Not any other girl could take Ardian's attention during all those September days, neither in the pedagogical institute nor in the evening high school, neither in the street nor the neighborhood, nowhere. For him, no other girls existed in this world. For many days, he tried and tried to avoid this sweet, crazy feeling. “Are you crazy?” He, “the teacher,” shouted several times to the other one, “the bad guy” inside him. “Not me, but you are the crazy one,” the inner voice of “the bad guy” answered immediately, continuing such endless internal dialog repeatedly for many days, and several times a day.

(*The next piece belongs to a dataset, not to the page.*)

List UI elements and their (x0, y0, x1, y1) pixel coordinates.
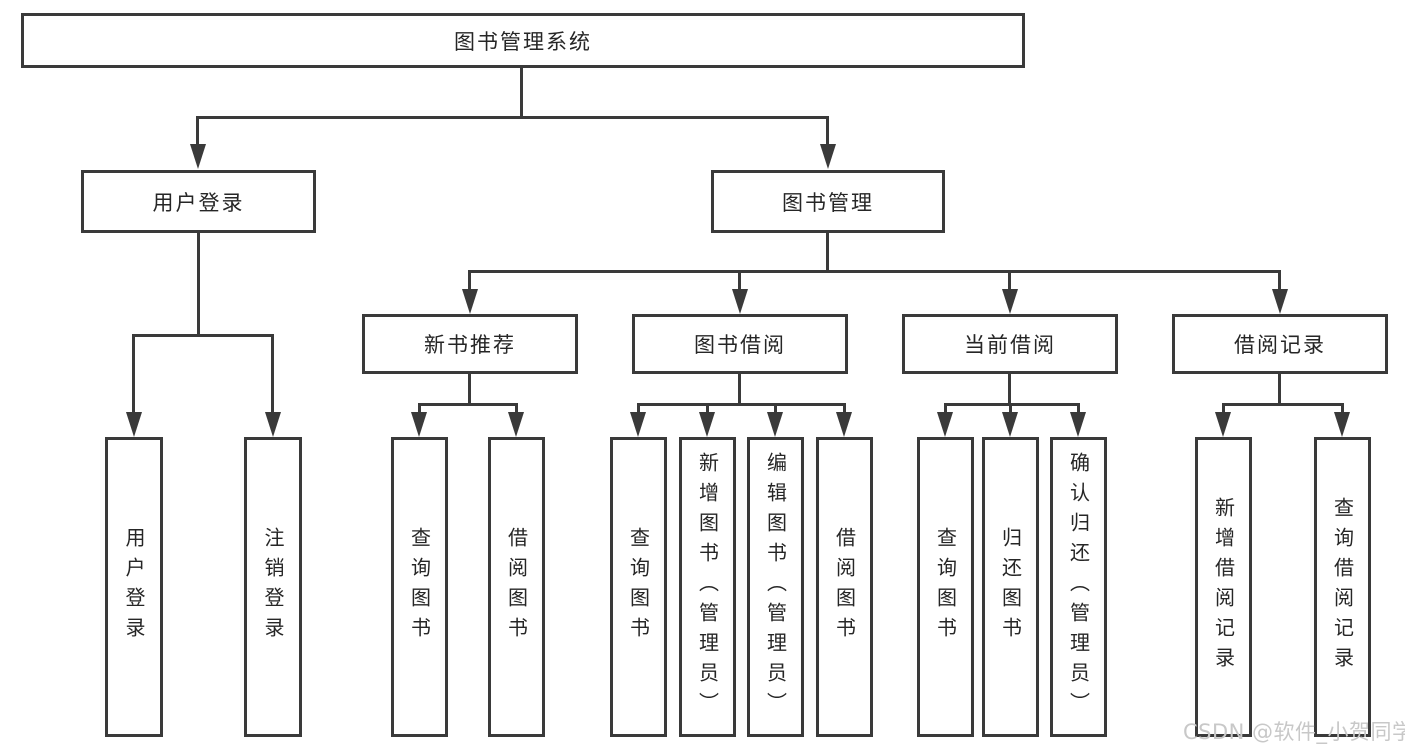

Ardian could not focus anymore on reading books and studying. On every book's page, he saw her face. It seemed as if lines of her portrait and letters of her name, were written every moment his pen's tip touched the paper. This inner fight was becoming even more difficult and unbearable. Two vital parts of his human being—the reasoning and the feeling—were fighting continuously inside him, inside his mind, his heart, and his soul. Feelings that were oppressed and beaten for so long, this time became more robust, and could not be defeated anymore. The reasoning felt tired by this fight and surrendered in this crucial war. “Yes…, yes…, yes…,” feelings cheered victoriously. “Now you can study and love, and you’ll enjoy both of them,” his heart and his soul whispered to his body and his head.
From the day he took this decision, both his inner individuals united into one again, after the long struggle to challenge his dualism. The second week of October had arrived, and he had not spoken yet to Eralda about his feelings, but he imagined speaking to her several times. In his mind, he proposed her; he promised her, he swore in front of her, he apologized to her, he sang and danced with her, and even he hugged, embraced, and kissed her several times. All these things happened in dreams, not only at night, not only with closed eyes but even at daylight, with open eyes, everywhere, even in the classroom while staying in his desk, and she in hers.
He should not allow this situation to last any longer. He had to do something. He had to take the first step without any delay.